Lenders include: Benjamin H.D. Buchloh, Cambridge, Massachusetts; Thomas Conrad, Cupertino, California; Corita Art Center, Immaculate Heart Community, Los Angeles; Davis Museum at Wellesley College; Fine Arts Library, Harvard University; Baylis Glascock, Los Angeles; Mary Anne Karia (née Mikulka), New York; Museum of Fine Arts, Boston; National Grid, Boston; The Rose Art Museum, Brandeis University, Waltham, Massachusetts; Jason Simon, New York; and three anonymous lenders.

Press Preview
A preview of Corita Kent and the Language of Pop will be held for members of the press on Wednesday, September 2, 2015, 8:30–10:00am. Kindly RSVP by Tuesday, August 25 to Parking is available, by permit, at the nearby Broadway Garage, 7 Felton Street. To reserve a permit, please indicate the need for parking in your email.

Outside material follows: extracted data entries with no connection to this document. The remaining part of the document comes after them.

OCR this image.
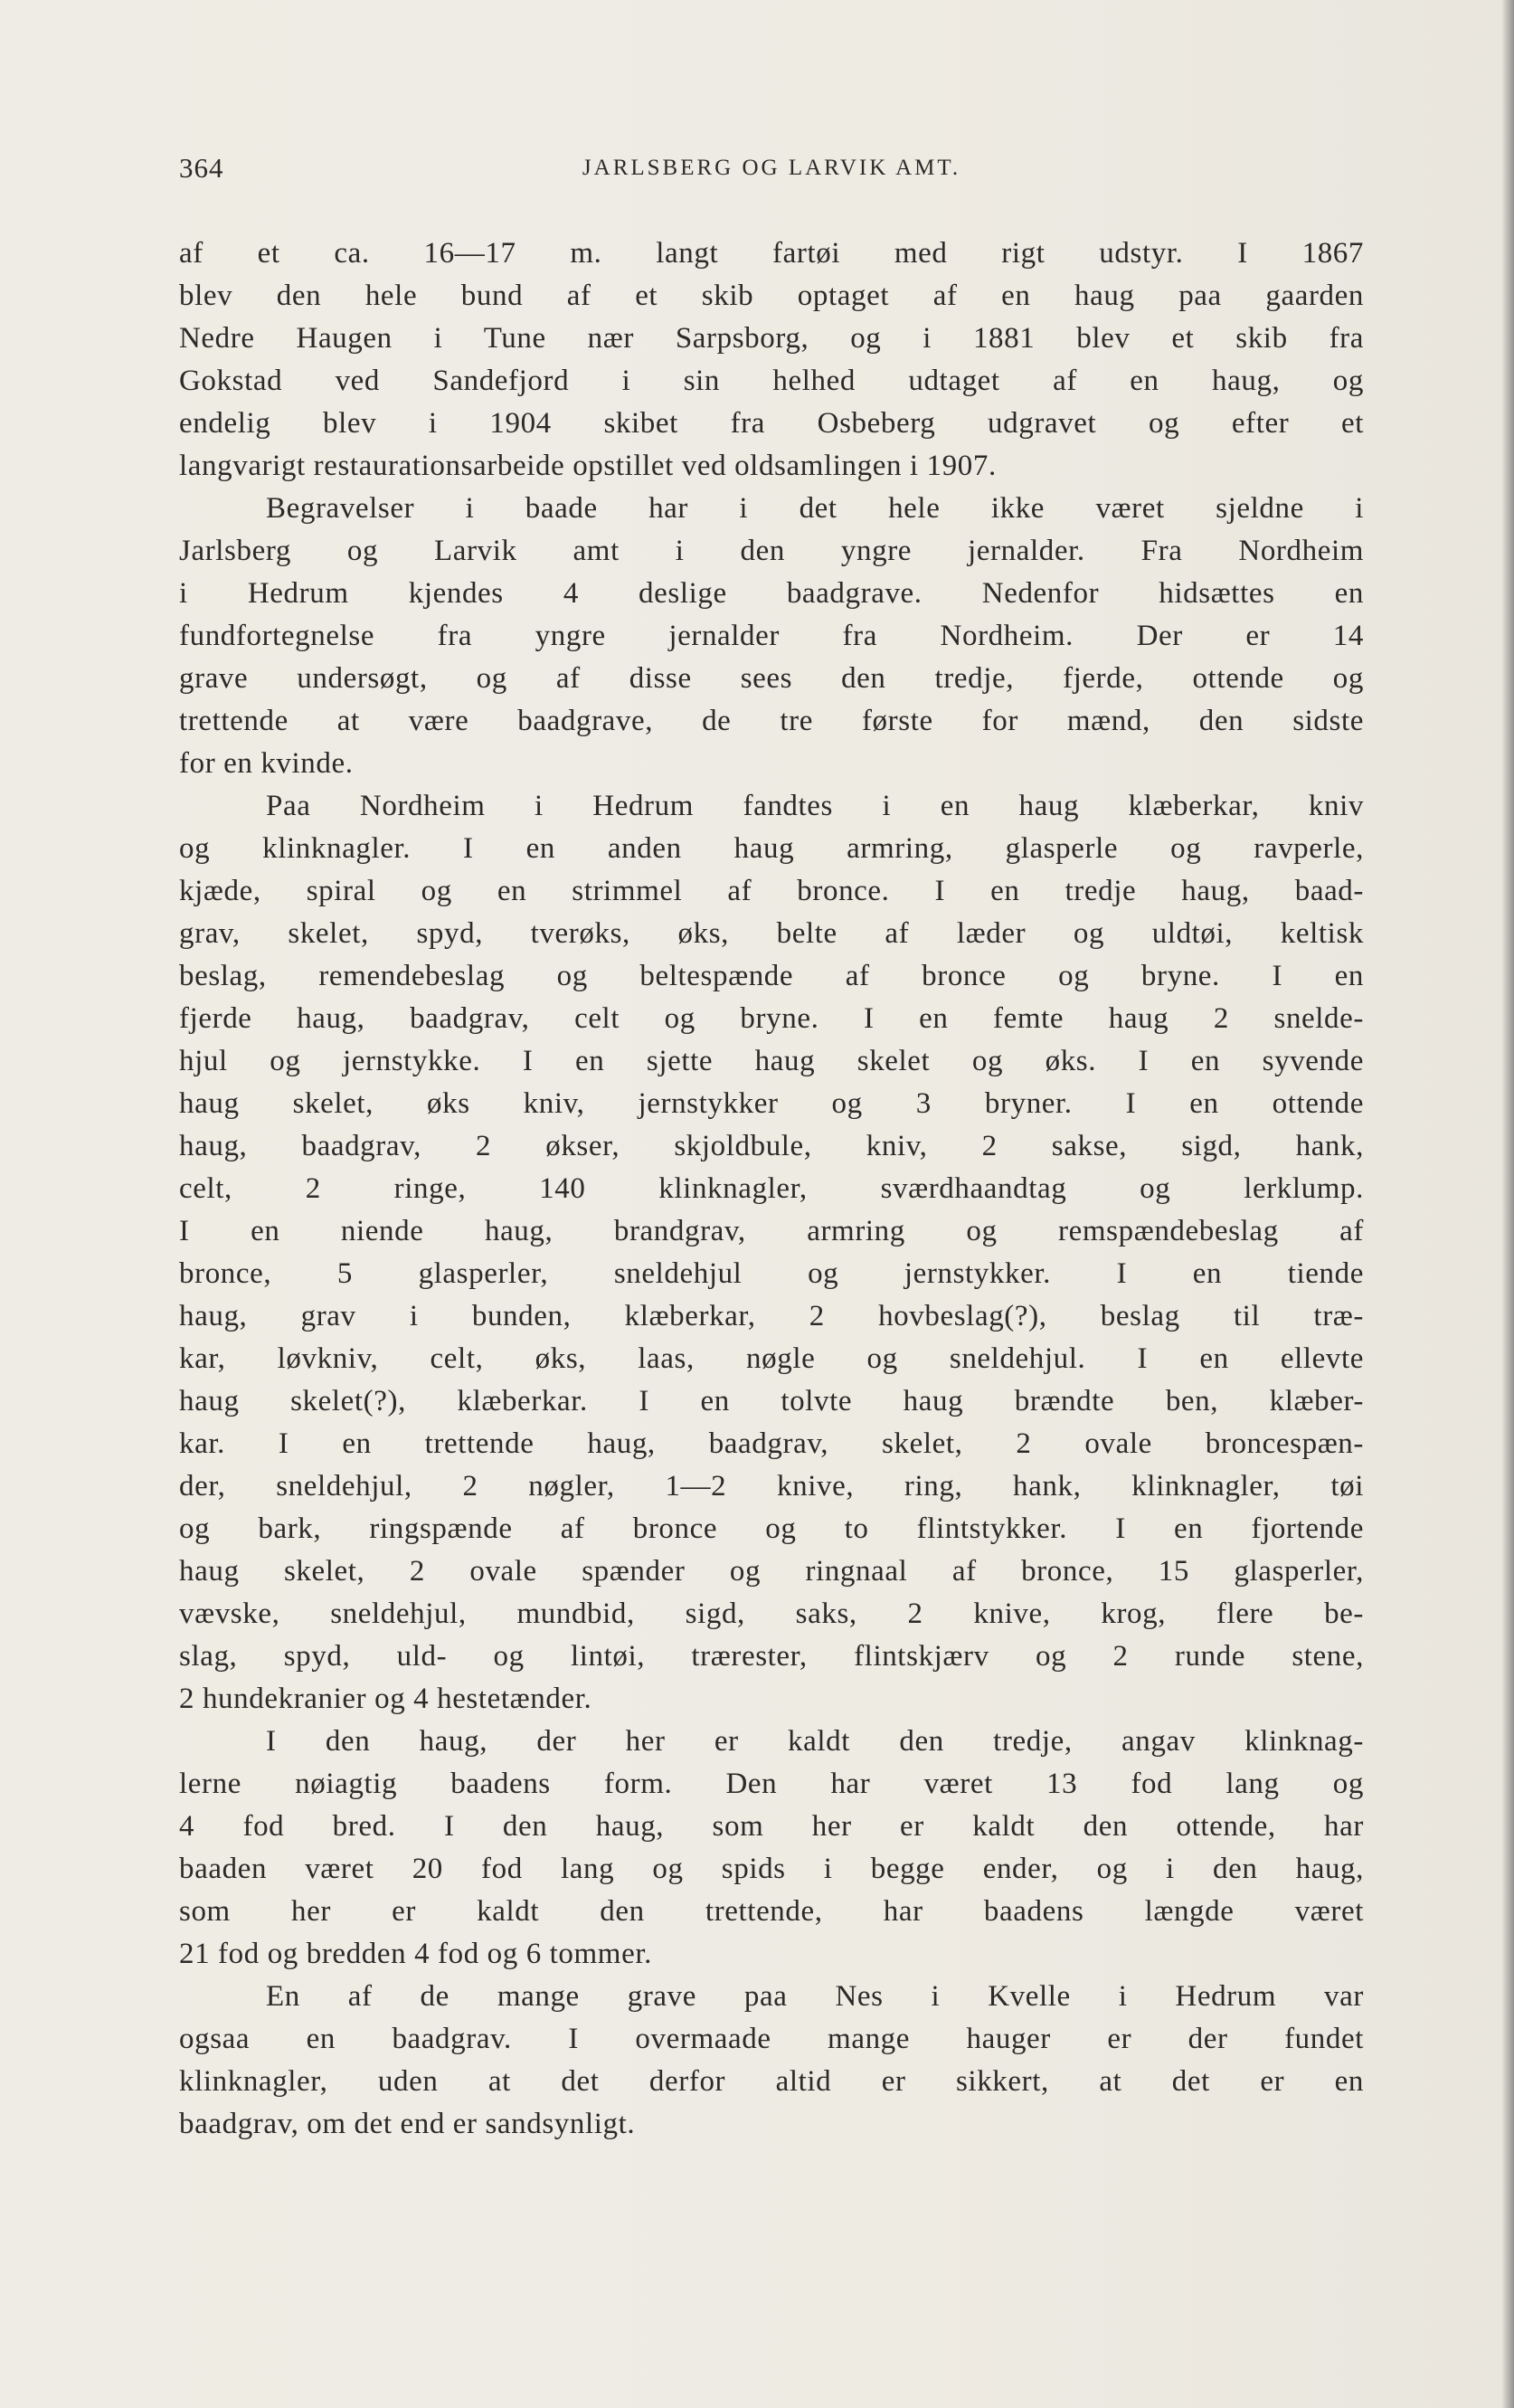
364	JARLSBERG OG LARVIK AMT.
af et ca. 16—17 m. langt fartøi med rigt udstyr. I 1867
blev den hele bund af et skib optaget af en haug paa gaarden
Nedre Haugen i Tune nær Sarpsborg, og i 1881 blev et skib fra
Gokstad ved Sandefjord i sin helhed udtaget af en haug, og
endelig blev i 1904 skibet fra Osbeberg udgravet og efter et
langvarigt restaurationsarbeide opstillet ved oldsamlingen i 1907.
Begravelser i baade har i det hele ikke været sjeldne i
Jarlsberg og Larvik amt i den yngre jernalder. Fra Nordheim
i Hedrum kjendes 4 deslige baadgrave. Nedenfor hidsættes en
fundfortegnelse fra yngre jernalder fra Nordheim. Der er 14
grave undersøgt, og af disse sees den tredje, fjerde, ottende og
trettende at være baadgrave, de tre første for mænd, den sidste
for en kvinde.
Paa Nordheim i Hedrum fandtes i en haug klæberkar, kniv
og klinknagler. I en anden haug armring, glasperle og ravperle,
kjæde, spiral og en strimmel af bronce. I en tredje haug, baad-
grav, skelet, spyd, tverøks, øks, belte af læder og uldtøi, keltisk
beslag, remendebeslag og beltespænde af bronce og bryne. I en
fjerde haug, baadgrav, celt og bryne. I en femte haug 2 snelde-
hjul og jernstykke. I en sjette haug skelet og øks. I en syvende
haug skelet, øks kniv, jernstykker og 3 bryner. I en ottende
haug, baadgrav, 2 økser, skjoldbule, kniv, 2 sakse, sigd, hank,
celt, 2 ringe, 140 klinknagler, sværdhaandtag og lerklump.
I en niende haug, brandgrav, armring og remspændebeslag af
bronce, 5 glasperler, sneldehjul og jernstykker. I en tiende
haug, grav i bunden, klæberkar, 2 hovbeslag(?), beslag til træ-
kar, løvkniv, celt, øks, laas, nøgle og sneldehjul. I en ellevte
haug skelet(?), klæberkar. I en tolvte haug brændte ben, klæber-
kar. I en trettende haug, baadgrav, skelet, 2 ovale broncespæn-
der, sneldehjul, 2 nøgler, 1—2 knive, ring, hank, klinknagler, tøi
og bark, ringspænde af bronce og to flintstykker. I en fjortende
haug skelet, 2 ovale spænder og ringnaal af bronce, 15 glasperler,
vævske, sneldehjul, mundbid, sigd, saks, 2 knive, krog, flere be-
slag, spyd, uld- og lintøi, trærester, flintskjærv og 2 runde stene,
2 hundekranier og 4 hestetænder.
I den haug, der her er kaldt den tredje, angav klinknag-
lerne nøiagtig baadens form. Den har været 13 fod lang og
4 fod bred. I den haug, som her er kaldt den ottende, har
baaden været 20 fod lang og spids i begge ender, og i den haug,
som her er kaldt den trettende, har baadens længde været
21 fod og bredden 4 fod og 6 tommer.
En af de mange grave paa Nes i Kvelle i Hedrum var
ogsaa en baadgrav. I overmaade mange hauger er der fundet
klinknagler, uden at det derfor altid er sikkert, at det er en
baadgrav, om det end er sandsynligt.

About the Harvard Art Museums
The Harvard Art Museums, among the world’s leading art institutions, comprise three museums (the Fogg, Busch-Reisinger, and Arthur M. Sackler Museums) and four research centers (the Straus Center for Conservation and Technical Studies, the Center for the Technical Study of Modern Art, the Harvard Art Museums Archives, and the Archaeological Exploration of Sardis). The Fogg Museum includes Western art from the Middle Ages to the present; the Busch-Reisinger Museum, unique among North American museums, is dedicated to the study of all modes and periods of art from central and northern Europe, with an emphasis on German-speaking countries; and the Arthur M. Sackler Museum is focused on Asian, ancient, and Islamic and later Indian art. Together, the collections include approximately 250,000 objects in all media. The Harvard Art Museums are distinguished by the range and depth of their collections, their groundbreaking exhibitions, and the original research of their staff. Integral to Harvard University and the wider community, the museums and research centers serve as resources for students, scholars, and the public. For more than a century they have been the nation’s premier training ground for museum professionals and are renowned for their seminal role in developing the discipline of art history in the United States.